Nguyen, a senior computer science major, said that software and hardware, or the parts “inside of your computer”, come together during PlattsHacks to help teams of students accomplish a certain goal. 

The theme and goal of this year’s hackathon is a secret. 

Students will have 24 hours to create something either through programming or robotics. 

“Ideally we want people not to come in with things that they’ve already worked on, and that’s why we keep the theme a secret,” Coveney said. 

“We went to one [hackathon] where the goal was giving back to veterans,” Coveney said. “Some things we saw were like social media platforms that could connect veterans together.” 

The pair have been drawing inspiration from different hackathons they have attended or heard about.

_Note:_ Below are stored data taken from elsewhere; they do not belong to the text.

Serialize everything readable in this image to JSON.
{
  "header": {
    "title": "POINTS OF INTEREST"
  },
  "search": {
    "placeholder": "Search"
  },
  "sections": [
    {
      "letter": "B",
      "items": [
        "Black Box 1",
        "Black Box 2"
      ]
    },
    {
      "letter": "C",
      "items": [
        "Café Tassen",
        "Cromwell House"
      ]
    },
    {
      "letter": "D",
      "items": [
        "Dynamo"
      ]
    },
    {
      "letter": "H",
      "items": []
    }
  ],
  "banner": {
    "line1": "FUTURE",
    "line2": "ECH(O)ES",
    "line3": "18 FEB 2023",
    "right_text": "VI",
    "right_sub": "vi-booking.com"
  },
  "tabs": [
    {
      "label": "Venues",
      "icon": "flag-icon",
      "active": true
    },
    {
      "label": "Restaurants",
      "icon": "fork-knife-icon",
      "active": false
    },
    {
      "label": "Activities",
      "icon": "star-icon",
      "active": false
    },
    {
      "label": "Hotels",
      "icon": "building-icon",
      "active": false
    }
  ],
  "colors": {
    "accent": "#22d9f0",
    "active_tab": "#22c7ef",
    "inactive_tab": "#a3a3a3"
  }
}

he first hackathon I went to was at the University of Rochester and I was really impressed by it,” Nguyen said. “I saw people programming and doing fun stuff like competing in against each other in a simple programming competition. I really wanted to bring that experience to Plattsburgh. I wanted everyone to know they can always learn from each other and find inspiration to continue their path in computer science.” 

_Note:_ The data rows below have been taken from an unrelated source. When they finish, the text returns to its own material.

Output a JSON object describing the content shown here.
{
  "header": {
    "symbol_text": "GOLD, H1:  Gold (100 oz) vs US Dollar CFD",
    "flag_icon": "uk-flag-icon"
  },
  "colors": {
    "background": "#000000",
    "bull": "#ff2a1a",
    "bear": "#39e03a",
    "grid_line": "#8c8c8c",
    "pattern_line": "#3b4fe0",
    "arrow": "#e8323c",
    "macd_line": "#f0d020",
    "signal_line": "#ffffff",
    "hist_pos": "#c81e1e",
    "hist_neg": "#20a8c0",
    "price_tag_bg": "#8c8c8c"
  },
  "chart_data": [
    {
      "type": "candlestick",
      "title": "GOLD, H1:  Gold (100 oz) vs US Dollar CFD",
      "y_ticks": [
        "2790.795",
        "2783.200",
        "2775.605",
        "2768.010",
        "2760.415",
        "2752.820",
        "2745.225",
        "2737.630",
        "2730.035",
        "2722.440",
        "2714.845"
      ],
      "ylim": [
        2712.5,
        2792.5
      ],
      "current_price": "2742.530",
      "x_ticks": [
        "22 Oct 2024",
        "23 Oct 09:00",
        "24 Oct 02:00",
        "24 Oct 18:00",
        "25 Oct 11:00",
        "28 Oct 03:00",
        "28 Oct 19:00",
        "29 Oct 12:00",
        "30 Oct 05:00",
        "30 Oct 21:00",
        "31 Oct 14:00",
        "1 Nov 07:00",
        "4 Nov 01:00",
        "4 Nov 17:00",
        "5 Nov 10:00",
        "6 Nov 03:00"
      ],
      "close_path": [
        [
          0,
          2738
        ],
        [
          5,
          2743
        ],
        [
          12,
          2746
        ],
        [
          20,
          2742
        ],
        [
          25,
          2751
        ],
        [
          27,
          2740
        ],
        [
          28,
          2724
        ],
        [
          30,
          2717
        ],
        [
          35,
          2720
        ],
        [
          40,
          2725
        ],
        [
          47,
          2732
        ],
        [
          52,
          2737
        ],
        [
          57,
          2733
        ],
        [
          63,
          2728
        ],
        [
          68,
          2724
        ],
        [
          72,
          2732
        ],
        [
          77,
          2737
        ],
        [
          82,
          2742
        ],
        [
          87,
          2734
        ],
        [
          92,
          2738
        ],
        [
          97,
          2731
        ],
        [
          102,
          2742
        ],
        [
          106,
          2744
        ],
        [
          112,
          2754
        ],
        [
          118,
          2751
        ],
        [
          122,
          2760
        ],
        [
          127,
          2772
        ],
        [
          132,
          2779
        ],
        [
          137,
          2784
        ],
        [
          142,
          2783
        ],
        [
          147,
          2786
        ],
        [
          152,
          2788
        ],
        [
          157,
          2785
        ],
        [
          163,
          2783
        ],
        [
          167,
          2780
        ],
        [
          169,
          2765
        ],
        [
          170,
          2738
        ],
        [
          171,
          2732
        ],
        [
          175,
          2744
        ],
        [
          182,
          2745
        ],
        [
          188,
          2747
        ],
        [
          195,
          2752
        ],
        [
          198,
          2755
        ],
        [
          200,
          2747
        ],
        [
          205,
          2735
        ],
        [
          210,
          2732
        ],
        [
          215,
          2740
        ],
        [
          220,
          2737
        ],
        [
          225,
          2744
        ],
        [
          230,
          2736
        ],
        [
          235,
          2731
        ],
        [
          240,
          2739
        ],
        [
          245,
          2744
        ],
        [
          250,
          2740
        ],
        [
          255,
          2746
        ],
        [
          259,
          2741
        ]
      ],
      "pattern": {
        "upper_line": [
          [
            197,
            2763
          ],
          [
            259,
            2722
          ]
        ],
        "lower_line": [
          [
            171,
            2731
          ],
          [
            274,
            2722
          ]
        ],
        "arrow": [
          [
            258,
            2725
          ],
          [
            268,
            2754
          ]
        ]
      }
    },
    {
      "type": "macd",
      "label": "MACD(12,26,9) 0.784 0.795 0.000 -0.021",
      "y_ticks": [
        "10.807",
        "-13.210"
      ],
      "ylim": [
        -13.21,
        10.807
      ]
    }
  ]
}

Coveney and Nguyen have spent the last year planning a hackathon event that is unique to PSUC, and that will bring opportunities to students wishing to advance in the technological field. 

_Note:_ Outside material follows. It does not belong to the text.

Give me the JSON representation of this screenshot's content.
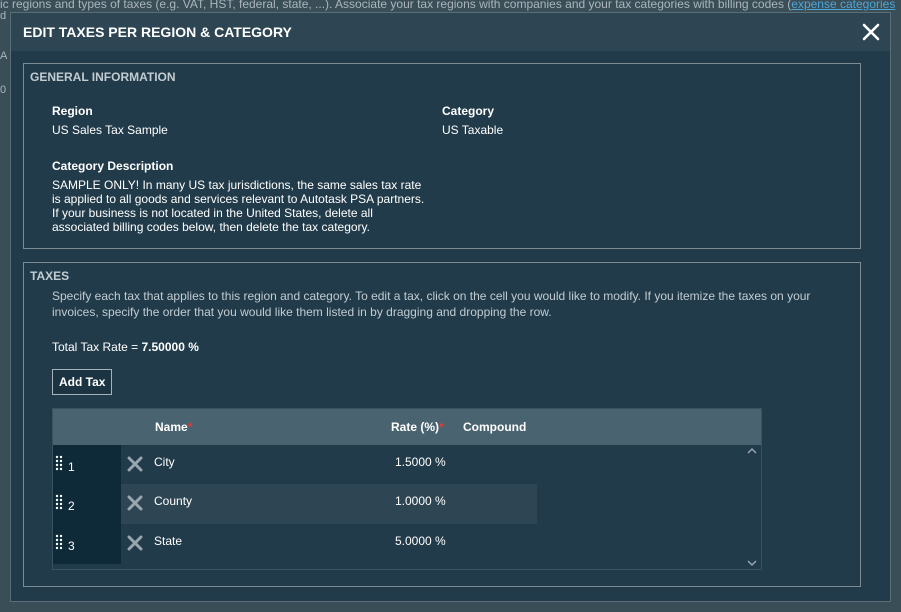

Companies like Vermont-based IXIS and The Digital Arts Experience, located in Scarsdale, are sponsoring PlattsHacks and will be tabling at the event, which will take place March 30 to 31. 

Students will be able to network and expand connections within their field. 

“You could possibly get an internship or an interview or something like that,” Coveney said.

 Coveney stated there will be workshops, presentations and lectures from professionals and alumni. 

Games like cup-stacking will be available as well as food and possibly entertainment in the form of music or movies. 

Participants can stay overnight to hang out and work on their projects, or bring their creations home with them. 

Another goal of PlattsHacks is to facilitate a bonding experience for members of the computer science department and anyone from a variety of majors who are interested in technology. 

“I want everyone to know they can always learn from each other and find inspiration to continue their path in computer science,” Nguyen said. 

Delbert Hart, the chairman of the computer science department, has also been helping to orchestrate PlattsHacks, but said most of the work is being done by Coveney and Nguyen. 

“I’ve been meeting with them regularly, and I’ve been meeting with other offices on campus to help get this [convention] coordinated,” Hart said. “I’m also helping them to put together a letter to send out regionally to other institutions regionally to attract participation.” 

The amount of time and organization being put into this year’s hackathon at PSUC is considerably more than last year’s, according to Coveney and Nguyen. 

“I’ve been very impressed by the work that [Coveney and Nguyen] have put into it,” Hart said. “I hate to make predictions, but I’m optimistic that it’ll be a success.”